First, you have the committed hundreds of millions of sincere, well-intentioned religious people, for whom circumcision is part of the tradition around which their lives and their cultures are constructed.

Add to that the peculiar, largely unexamined, and certainly poorly understood original reason(s) behind the cutting of the penis. Psychologists, psychiatrists, psychoanalysts, anthropologists, sociologists have all had a go at figuring out why we started doing it in the first place. Circumcision, it turns out, is an ancient practice (the pharaonic Egyptians did it) and a global practice (Australian aborigines did it). Nobody has figured out why.

Some possibilities which have been suggested:
     --male envy and imitation of menstruation;
     --puritanical desire to desensitize the penis;
     --a primitive, intuitive form of disease control;
     --esthetic improvement;
     --an outward and visible sign of specialness.

Various groups, at various times, have been committed to the cutting for some or all of those reasons. Victorian doctors in America and Great Britain, for example, saw circumcision as a way to reduce masturbation. And of course today Muslims and Jews still see the cut as a reminder of covenant with the deity. In America now, some parents have it done so their kid will not look "different."

This wide variety of poorly understood motivations results in two powerful social factors, which are still very much in play:

1. Any discussion, no matter how well reasoned, opposed to circumcision instantly produces a loud, instant, and wholly unreasoned response from the various communities committed to the practice.

2. Any development which seems to support the value of circumcision finds an automatic and very large support group ready to rally to the cause.


Circumcision and AIDS

Into this fray now comes AIDS, with all its cultural (mainly homophobic, but also puritanical) baggage.

The analyses of AIDS occurrence in Africa do tend to indicate that a circumcized man has a significantly lower chance of getting the HIV virus. Given the weakness of the anti-circumcision forces, it seems likely that we will see a new wave of male cutting appear in Africa, no doubt optional in some countries but legally mandated in others.

And the world will go on in its bloody, infant-abusive way.

Health care professionals will feel good: they are, through a simple surgical technique, reducing the level of misery and disease in the poorest parts of the planet. Pharmaceutical conglomerates will be off the hook: they won’t have to worry about the possibility that they might be forced to sell their HIV-controlling drugs at or below cost to reduce that same level of misery and disease. The religious supporters of circumcision will secretly feel better: they will have a new, wholly practical reason to continue to cut.

At this point, we are left with two puzzles.
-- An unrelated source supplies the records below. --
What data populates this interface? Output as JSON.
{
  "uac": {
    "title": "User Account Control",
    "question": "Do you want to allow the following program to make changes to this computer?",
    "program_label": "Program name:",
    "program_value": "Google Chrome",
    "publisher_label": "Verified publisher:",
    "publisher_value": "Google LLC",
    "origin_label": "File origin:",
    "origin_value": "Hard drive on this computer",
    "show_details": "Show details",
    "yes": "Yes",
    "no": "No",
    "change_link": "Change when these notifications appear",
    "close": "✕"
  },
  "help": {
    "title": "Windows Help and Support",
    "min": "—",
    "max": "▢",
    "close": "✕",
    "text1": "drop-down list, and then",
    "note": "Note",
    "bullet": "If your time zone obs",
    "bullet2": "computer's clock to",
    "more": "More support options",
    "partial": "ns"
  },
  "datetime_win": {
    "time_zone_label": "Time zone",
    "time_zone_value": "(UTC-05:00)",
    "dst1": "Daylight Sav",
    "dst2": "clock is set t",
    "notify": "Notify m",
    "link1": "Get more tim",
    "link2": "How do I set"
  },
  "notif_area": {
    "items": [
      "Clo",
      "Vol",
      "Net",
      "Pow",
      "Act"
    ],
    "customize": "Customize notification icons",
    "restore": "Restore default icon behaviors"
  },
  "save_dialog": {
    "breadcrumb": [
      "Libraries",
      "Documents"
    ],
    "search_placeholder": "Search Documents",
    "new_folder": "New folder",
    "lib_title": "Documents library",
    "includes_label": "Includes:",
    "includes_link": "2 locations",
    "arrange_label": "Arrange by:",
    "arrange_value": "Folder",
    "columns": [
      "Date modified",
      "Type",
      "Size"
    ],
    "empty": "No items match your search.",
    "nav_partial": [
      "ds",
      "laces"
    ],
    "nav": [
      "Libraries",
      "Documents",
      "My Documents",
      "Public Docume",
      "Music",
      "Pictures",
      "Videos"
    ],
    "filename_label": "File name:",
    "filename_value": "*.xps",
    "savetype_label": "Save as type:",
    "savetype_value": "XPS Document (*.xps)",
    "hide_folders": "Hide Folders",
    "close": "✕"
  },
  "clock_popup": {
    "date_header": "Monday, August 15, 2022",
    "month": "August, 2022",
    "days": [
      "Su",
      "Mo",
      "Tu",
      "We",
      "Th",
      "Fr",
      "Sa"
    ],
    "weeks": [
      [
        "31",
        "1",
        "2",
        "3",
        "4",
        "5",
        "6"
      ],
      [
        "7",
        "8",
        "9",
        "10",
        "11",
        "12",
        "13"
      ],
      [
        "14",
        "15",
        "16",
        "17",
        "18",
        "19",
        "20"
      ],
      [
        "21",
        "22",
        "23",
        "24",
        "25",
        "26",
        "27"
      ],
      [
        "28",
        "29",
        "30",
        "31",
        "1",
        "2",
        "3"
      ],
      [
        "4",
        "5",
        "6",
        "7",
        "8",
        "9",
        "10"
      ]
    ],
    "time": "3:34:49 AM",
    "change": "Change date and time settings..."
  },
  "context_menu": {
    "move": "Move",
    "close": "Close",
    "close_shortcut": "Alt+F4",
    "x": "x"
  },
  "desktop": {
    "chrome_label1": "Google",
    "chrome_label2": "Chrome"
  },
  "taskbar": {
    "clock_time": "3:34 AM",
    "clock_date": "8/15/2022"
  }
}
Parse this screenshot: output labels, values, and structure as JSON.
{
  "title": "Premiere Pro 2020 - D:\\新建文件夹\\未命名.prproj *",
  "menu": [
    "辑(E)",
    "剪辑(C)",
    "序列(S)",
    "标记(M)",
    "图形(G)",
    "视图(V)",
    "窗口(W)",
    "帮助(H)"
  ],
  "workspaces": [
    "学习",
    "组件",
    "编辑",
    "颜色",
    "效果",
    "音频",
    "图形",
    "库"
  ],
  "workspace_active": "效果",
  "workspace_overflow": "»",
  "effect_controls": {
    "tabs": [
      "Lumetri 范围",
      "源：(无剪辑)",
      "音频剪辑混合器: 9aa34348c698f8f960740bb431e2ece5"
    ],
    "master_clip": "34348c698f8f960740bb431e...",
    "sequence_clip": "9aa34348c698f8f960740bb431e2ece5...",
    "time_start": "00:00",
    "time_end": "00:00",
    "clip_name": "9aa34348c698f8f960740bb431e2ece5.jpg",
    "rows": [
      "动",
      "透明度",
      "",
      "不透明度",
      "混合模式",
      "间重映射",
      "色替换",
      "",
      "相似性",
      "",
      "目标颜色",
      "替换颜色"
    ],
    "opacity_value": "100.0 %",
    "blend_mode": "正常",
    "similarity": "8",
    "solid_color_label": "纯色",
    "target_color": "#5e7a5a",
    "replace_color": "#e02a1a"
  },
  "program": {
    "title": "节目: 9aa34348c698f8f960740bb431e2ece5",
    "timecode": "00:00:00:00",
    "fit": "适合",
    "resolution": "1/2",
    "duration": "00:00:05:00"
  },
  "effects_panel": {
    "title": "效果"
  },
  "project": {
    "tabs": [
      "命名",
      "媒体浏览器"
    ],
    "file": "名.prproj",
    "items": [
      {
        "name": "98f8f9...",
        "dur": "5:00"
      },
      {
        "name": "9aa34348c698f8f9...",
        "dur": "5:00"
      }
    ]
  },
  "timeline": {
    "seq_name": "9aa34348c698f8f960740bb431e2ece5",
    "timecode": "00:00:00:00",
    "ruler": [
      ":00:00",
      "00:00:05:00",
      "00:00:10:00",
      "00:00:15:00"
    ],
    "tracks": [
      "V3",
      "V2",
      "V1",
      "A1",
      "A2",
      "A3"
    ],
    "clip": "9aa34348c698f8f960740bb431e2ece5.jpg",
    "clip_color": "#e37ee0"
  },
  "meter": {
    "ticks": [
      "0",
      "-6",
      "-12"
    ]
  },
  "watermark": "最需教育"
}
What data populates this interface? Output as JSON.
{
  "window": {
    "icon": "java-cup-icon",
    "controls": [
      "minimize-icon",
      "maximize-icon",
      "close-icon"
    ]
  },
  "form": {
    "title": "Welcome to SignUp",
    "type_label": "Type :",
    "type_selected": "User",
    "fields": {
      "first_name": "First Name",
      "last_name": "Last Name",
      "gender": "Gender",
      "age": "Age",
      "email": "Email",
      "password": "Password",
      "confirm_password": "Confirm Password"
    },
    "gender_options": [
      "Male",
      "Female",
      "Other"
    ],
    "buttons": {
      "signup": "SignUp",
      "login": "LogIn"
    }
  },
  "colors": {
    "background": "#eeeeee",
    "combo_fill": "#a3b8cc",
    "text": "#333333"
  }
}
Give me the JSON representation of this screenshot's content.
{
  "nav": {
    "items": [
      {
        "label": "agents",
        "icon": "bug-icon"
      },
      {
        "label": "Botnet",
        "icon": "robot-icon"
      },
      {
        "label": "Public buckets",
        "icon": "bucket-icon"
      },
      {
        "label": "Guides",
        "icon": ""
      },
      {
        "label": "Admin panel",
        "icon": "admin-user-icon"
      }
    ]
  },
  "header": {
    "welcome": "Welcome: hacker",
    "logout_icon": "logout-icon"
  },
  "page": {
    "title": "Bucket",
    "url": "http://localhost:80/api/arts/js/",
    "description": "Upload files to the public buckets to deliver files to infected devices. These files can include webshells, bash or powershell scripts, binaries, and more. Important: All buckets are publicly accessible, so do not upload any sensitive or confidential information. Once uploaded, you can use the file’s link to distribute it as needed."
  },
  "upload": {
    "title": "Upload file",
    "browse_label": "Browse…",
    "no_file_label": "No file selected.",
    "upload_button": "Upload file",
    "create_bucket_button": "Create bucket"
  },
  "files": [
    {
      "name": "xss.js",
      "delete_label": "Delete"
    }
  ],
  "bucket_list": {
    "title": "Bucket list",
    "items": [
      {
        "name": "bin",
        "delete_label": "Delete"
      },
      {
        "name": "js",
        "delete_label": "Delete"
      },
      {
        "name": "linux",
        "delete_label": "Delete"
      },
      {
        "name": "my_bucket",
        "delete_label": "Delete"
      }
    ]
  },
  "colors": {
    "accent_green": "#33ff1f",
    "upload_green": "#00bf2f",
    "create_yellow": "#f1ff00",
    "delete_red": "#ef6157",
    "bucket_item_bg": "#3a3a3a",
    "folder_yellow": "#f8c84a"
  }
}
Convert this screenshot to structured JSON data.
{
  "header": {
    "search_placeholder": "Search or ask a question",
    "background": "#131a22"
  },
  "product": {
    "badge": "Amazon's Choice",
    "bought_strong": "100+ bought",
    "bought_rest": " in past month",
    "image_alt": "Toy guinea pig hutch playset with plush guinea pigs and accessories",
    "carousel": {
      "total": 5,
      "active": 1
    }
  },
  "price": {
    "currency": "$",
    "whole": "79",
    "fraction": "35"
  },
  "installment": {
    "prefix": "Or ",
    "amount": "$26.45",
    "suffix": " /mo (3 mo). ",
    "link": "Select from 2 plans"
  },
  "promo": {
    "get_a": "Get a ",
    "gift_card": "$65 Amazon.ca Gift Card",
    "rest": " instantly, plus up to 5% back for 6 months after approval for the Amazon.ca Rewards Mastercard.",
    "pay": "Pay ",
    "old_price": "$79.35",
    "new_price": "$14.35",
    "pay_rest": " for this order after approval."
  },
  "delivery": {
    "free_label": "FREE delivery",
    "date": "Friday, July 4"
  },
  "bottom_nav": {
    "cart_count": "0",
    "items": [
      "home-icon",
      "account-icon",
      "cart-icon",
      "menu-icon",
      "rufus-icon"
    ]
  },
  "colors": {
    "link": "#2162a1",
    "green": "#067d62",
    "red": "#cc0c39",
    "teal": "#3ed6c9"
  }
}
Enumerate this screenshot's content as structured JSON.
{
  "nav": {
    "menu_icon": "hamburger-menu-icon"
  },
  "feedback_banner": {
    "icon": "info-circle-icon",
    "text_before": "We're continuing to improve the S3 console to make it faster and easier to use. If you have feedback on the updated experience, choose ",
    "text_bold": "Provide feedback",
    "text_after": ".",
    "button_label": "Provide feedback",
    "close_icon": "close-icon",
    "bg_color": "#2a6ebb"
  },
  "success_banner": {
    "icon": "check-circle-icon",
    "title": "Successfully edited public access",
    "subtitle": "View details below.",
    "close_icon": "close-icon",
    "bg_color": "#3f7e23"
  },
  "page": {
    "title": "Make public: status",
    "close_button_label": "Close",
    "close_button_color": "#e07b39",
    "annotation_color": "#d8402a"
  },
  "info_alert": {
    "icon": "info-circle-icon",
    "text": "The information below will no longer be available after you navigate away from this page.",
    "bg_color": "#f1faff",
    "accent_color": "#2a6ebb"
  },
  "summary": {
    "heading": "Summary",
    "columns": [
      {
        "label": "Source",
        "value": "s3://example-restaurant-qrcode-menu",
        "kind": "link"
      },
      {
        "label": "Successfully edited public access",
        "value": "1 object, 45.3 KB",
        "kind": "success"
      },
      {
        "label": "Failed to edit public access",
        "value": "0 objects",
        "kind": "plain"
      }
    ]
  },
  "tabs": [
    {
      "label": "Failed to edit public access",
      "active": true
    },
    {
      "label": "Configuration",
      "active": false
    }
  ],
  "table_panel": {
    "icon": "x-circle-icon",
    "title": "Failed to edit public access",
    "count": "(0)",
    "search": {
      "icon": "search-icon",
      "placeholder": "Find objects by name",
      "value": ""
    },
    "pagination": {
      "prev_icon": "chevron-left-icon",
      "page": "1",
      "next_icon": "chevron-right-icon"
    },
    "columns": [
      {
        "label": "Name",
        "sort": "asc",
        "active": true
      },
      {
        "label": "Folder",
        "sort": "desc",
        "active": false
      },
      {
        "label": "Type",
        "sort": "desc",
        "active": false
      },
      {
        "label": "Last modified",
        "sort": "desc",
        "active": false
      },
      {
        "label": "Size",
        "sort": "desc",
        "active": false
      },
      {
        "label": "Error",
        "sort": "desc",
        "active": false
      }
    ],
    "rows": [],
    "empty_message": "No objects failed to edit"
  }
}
One is: Using AIDS as an excuse to keep on cutting only indicates once again how ready we are to mutilate the male sexual organ—and how little we understand about why we do it.

The affluent countries are, after all, rich, powerful, and knowledgeable. If we weren’t so ready to cut, we could use other means to control the spread of AIDS (drugs, education, condoms), as we have in fact done within our own borders. But no. It’s so easy to cut. And yes, we do have a "good" reason to cut now, it seems. But don’t kid yourself: just under the surface of that "good" reason you will still find the ancient, unknown true reasons for why we do it.